Jamie E. Prior, Chemical Engineering, University of Colorado, 1111 Engineering Drive, Campus Box 424, Boulder, CO 80309, Touraj Shokati, Anesthesiology, University of Colorado, Campus Box B113, Denver, CO, Uwe Christians, Anethesiology, University of Colorado Health Sciences Center, Campus Box B113, Denver, CO, and Dr. Ryan T. Gill, University of Colorado, ECCH 111 Campus Box 424, Boulder, CO 80309.
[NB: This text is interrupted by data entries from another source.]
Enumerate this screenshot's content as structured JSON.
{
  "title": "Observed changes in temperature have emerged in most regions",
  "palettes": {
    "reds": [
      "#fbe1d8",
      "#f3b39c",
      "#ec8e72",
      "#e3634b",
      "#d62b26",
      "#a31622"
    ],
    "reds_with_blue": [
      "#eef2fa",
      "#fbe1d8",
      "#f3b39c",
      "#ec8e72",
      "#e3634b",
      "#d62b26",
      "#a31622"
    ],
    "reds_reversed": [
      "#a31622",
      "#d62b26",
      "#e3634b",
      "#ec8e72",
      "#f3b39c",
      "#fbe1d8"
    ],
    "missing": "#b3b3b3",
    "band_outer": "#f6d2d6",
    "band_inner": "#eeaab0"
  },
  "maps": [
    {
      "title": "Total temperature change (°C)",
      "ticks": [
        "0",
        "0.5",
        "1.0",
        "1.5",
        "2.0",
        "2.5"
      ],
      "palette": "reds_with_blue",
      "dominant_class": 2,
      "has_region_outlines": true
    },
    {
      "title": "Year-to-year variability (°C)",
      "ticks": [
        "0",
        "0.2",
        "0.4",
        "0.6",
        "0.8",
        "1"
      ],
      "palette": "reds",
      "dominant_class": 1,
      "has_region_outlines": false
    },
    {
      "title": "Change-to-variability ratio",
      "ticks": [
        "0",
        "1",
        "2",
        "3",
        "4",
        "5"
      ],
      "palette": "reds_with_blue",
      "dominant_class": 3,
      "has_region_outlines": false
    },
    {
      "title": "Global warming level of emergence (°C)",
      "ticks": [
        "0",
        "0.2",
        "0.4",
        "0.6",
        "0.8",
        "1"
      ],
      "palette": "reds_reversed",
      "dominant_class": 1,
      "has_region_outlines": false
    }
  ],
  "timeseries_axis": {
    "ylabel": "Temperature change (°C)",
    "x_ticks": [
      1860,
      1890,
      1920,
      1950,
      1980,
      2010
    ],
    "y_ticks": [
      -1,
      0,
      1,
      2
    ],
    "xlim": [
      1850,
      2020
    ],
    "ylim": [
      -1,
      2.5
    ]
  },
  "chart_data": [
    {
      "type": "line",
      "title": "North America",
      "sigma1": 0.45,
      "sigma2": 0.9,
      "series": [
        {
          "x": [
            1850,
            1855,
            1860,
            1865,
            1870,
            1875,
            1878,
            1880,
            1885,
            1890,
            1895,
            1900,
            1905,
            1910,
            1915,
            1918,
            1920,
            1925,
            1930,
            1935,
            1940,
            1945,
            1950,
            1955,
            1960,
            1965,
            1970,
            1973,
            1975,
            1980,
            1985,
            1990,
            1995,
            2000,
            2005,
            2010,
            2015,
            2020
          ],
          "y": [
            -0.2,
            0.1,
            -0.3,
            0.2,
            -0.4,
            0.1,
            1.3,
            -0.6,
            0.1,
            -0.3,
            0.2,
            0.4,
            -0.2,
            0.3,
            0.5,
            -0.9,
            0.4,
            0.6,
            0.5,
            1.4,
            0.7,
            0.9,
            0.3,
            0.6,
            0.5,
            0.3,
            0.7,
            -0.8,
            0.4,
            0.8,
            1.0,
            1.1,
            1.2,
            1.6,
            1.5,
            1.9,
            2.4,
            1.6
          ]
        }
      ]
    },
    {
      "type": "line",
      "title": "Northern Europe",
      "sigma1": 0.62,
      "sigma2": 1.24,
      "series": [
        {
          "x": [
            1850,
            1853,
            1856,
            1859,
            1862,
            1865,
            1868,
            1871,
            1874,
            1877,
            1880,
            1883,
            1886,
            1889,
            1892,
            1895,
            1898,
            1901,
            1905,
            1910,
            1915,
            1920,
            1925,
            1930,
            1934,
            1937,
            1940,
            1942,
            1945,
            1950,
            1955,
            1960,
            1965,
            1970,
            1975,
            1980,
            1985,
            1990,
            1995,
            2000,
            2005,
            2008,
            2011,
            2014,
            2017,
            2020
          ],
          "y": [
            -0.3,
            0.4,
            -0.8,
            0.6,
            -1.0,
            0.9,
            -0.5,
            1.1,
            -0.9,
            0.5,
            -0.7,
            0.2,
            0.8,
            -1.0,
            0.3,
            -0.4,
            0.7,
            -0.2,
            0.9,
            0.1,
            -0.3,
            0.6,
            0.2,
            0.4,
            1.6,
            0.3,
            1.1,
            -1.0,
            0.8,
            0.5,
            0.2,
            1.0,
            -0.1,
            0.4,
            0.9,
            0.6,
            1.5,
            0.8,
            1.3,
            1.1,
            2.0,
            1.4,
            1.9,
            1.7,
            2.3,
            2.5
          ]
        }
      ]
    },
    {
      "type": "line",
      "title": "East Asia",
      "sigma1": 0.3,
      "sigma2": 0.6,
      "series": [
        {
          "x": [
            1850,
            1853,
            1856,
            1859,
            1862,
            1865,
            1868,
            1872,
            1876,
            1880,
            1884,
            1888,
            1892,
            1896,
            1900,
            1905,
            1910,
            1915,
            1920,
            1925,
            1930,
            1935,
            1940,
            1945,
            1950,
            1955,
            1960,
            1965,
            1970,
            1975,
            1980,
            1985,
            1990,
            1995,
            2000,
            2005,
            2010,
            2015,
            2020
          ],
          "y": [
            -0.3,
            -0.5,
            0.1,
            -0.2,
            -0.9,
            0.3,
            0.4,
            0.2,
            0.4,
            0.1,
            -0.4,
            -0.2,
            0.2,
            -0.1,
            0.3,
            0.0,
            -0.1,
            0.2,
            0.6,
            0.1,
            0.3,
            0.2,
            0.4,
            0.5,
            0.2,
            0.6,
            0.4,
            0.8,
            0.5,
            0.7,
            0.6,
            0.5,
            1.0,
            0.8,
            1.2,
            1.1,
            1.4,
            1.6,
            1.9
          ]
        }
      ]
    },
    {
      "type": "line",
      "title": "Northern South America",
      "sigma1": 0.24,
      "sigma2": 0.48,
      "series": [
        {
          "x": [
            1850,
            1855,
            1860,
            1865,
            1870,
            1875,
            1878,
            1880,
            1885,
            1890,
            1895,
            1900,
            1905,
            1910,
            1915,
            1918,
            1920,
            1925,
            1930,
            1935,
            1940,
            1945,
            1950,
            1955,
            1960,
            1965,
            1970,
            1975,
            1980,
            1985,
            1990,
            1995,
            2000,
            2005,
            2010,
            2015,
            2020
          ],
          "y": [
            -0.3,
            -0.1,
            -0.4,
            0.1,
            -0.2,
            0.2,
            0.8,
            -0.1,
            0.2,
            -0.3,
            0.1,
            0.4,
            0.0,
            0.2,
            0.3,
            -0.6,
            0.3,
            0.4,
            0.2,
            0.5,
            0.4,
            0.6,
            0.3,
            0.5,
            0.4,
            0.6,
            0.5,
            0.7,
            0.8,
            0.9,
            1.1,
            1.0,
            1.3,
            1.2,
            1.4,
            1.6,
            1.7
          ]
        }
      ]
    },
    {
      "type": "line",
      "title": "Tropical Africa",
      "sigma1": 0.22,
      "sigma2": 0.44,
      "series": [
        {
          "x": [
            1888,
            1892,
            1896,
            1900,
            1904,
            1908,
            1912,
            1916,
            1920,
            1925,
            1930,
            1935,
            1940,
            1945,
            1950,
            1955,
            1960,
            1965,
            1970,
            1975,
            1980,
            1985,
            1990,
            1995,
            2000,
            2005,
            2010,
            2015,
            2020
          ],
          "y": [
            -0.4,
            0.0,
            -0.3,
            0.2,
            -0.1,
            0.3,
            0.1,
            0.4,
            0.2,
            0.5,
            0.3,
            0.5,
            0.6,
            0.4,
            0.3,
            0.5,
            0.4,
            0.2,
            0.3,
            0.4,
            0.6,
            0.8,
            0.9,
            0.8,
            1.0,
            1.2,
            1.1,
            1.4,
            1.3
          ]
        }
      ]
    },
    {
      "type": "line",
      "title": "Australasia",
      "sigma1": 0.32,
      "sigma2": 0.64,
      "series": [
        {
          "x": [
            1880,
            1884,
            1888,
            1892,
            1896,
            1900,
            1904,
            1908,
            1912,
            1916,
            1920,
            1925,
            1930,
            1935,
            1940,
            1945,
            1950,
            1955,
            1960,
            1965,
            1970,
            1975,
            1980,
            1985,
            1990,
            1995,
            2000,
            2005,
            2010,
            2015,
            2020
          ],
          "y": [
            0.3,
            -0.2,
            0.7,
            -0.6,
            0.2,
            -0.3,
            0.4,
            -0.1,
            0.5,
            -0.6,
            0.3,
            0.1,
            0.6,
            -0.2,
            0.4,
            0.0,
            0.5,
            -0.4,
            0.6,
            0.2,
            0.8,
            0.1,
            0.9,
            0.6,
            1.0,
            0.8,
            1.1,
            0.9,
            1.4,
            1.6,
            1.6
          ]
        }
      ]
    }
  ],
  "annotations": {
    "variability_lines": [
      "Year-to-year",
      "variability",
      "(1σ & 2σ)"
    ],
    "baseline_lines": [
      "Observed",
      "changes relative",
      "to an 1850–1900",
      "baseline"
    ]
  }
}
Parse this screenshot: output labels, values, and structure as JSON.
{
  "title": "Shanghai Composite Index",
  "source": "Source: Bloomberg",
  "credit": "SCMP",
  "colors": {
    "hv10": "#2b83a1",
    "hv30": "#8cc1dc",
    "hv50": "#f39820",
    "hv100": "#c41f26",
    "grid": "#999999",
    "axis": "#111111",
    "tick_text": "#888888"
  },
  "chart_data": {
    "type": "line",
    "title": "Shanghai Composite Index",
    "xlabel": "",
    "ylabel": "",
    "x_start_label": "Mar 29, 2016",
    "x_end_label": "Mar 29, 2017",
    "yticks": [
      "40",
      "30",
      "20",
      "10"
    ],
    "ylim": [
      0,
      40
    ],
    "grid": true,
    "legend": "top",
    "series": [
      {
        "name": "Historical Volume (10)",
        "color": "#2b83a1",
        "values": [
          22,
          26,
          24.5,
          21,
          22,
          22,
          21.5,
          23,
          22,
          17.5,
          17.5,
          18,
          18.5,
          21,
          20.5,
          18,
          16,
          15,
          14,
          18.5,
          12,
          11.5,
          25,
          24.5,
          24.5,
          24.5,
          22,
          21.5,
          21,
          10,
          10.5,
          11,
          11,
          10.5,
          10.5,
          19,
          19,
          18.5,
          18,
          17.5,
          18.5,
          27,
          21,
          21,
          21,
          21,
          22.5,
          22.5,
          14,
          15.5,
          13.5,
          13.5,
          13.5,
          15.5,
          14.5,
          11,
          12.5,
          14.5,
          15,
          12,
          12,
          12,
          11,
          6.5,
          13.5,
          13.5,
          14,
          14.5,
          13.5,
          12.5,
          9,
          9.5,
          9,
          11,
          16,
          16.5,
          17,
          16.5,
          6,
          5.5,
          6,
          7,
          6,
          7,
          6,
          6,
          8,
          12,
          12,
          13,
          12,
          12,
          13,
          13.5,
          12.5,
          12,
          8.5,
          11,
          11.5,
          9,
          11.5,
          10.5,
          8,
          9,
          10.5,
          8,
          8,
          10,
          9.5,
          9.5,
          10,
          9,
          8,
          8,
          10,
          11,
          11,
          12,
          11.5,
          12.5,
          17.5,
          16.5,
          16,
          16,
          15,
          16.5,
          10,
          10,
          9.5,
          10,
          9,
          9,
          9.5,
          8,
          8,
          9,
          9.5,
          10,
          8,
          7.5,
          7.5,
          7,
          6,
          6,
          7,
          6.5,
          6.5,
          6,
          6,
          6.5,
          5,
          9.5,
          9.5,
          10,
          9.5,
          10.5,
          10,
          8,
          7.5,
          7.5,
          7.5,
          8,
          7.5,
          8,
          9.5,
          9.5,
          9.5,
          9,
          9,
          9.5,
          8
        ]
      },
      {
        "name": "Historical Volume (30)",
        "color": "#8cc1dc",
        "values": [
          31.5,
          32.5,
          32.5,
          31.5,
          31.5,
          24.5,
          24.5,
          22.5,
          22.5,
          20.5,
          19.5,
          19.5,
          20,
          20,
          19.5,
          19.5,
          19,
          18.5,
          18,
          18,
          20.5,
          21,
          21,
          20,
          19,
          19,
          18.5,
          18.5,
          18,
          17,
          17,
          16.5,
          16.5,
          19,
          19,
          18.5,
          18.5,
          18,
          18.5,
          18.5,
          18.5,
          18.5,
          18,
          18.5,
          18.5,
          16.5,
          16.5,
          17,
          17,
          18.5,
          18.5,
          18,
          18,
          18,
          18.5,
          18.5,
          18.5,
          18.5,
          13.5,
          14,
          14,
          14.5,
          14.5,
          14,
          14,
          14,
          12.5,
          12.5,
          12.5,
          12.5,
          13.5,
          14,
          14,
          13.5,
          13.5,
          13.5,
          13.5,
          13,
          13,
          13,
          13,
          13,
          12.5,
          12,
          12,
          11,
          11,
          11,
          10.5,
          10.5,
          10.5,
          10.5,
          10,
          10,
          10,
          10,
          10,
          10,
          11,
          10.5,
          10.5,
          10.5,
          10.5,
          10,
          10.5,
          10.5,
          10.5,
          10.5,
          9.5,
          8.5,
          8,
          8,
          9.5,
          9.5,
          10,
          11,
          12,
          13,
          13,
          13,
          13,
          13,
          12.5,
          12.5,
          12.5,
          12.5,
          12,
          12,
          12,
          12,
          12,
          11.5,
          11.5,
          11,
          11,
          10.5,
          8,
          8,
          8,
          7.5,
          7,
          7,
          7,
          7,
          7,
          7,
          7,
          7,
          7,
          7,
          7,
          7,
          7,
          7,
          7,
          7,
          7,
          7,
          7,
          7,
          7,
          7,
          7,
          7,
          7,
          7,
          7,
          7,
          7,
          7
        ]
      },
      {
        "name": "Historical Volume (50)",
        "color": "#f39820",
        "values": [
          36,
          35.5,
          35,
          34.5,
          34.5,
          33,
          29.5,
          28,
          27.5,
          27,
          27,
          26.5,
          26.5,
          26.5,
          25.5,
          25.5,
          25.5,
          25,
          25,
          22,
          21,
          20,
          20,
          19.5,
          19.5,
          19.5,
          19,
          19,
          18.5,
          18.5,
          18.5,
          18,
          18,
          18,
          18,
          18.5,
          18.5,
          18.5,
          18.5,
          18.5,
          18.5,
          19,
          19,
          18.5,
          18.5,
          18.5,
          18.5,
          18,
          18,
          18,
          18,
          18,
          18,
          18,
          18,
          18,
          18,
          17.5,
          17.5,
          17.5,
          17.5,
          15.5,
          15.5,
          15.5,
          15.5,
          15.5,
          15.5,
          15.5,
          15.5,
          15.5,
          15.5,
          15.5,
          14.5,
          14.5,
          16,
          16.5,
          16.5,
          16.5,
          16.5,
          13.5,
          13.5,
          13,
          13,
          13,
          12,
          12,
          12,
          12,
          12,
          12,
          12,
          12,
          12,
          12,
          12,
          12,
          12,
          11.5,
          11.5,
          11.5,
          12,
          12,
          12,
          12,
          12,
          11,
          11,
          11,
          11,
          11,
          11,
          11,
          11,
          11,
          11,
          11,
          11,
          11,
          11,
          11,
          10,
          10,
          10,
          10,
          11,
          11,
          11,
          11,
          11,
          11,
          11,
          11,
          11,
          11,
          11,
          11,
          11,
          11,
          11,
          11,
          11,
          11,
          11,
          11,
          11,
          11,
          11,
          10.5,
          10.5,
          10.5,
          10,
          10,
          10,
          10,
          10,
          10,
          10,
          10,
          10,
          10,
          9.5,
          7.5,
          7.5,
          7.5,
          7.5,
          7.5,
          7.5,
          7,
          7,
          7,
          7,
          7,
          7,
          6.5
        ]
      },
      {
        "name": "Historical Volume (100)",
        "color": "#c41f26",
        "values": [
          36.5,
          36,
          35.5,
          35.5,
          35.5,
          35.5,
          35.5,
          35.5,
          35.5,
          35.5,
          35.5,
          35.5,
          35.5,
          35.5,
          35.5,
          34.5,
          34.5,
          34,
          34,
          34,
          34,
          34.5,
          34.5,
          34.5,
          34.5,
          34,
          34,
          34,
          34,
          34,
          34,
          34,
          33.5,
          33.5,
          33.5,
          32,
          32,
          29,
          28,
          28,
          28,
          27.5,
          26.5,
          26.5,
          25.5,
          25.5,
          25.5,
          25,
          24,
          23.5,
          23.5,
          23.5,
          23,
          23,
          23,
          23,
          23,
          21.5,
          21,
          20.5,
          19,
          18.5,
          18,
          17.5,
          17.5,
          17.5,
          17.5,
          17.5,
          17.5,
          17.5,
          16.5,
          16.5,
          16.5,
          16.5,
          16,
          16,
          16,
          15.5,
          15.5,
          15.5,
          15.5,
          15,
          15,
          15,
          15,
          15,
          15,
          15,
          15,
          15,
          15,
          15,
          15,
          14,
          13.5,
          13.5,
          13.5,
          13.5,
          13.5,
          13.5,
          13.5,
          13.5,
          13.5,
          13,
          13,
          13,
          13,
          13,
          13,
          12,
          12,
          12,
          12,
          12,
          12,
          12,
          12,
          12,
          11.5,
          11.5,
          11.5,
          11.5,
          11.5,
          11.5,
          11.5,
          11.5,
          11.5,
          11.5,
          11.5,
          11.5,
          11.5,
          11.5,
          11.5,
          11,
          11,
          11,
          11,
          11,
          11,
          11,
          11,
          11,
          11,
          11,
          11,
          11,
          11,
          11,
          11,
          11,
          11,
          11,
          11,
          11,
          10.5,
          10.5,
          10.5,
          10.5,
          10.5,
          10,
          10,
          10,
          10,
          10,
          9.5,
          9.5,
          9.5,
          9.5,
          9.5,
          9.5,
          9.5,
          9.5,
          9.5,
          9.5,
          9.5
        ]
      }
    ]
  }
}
Drug metabolism describes the process in which a drug is degraded or modified for elimination from the body. These degradation products, or metabolites, can be characterized by varying toxicity profiles compared to the original drug. As such, metabolites must also be studied in an effort to accurately depict the full effects of a specific drug. Microbial models for human drug metabolism have been an effective method to produce metabolites in quantities suitable for testing and are more attractive than other methods such as chemical synthesis. In both microbes and mammals, cytochrome P450 enzyme activity is responsible for the breakdown of drugs into metabolites. The bacterium,
Actinoplanes sp. has been found to have similar drug metabolism profile for several drugs as humans. However, further engineering towards scaling up metabolite production has proven difficult. To address these concerns, we are working to identify the cytochrome P450s responsible for the biotransformation of these drugs for production of specific metabolites in order to optimize expression through metabolic engineering for increased production of drug metabolites.
To date we have identified at least 14 unique P450 genes in Actinoplanes, five of which we have the entire ORF. We have successfully cloned, expressed, and purified three of the P450s in the active form. In order to characterize the ability of each P450 to metabolize a range of drugs we are using a combination of heterologous expression as well as gene disruption. The two methods are useful when combined to work around the lack of native redox partners associated with the P450s in E. coli as well as to characterize genes not expressed well. Later optimization of redox partners will be possible once we have identified the specific P450s we are interested in working with to develop a system for in vivo drug metabolism in E. coli.
We have identified two of the P450s as possible targets for the observed drug metabolism in Actinoplanes. Substrate binding assays show one of the P450s binds diclofenac and lovastatin, while another P450 binds rapamycin. Studies are currently underway to identify the metabolite profile of each P450 using LC-MS. In summary, we have identified P450 genes in Actinoplanes that are responsible for the observed drug metabolism of diclofenac, and are working towards engineering a system in E. coli for the production of drug metabolites.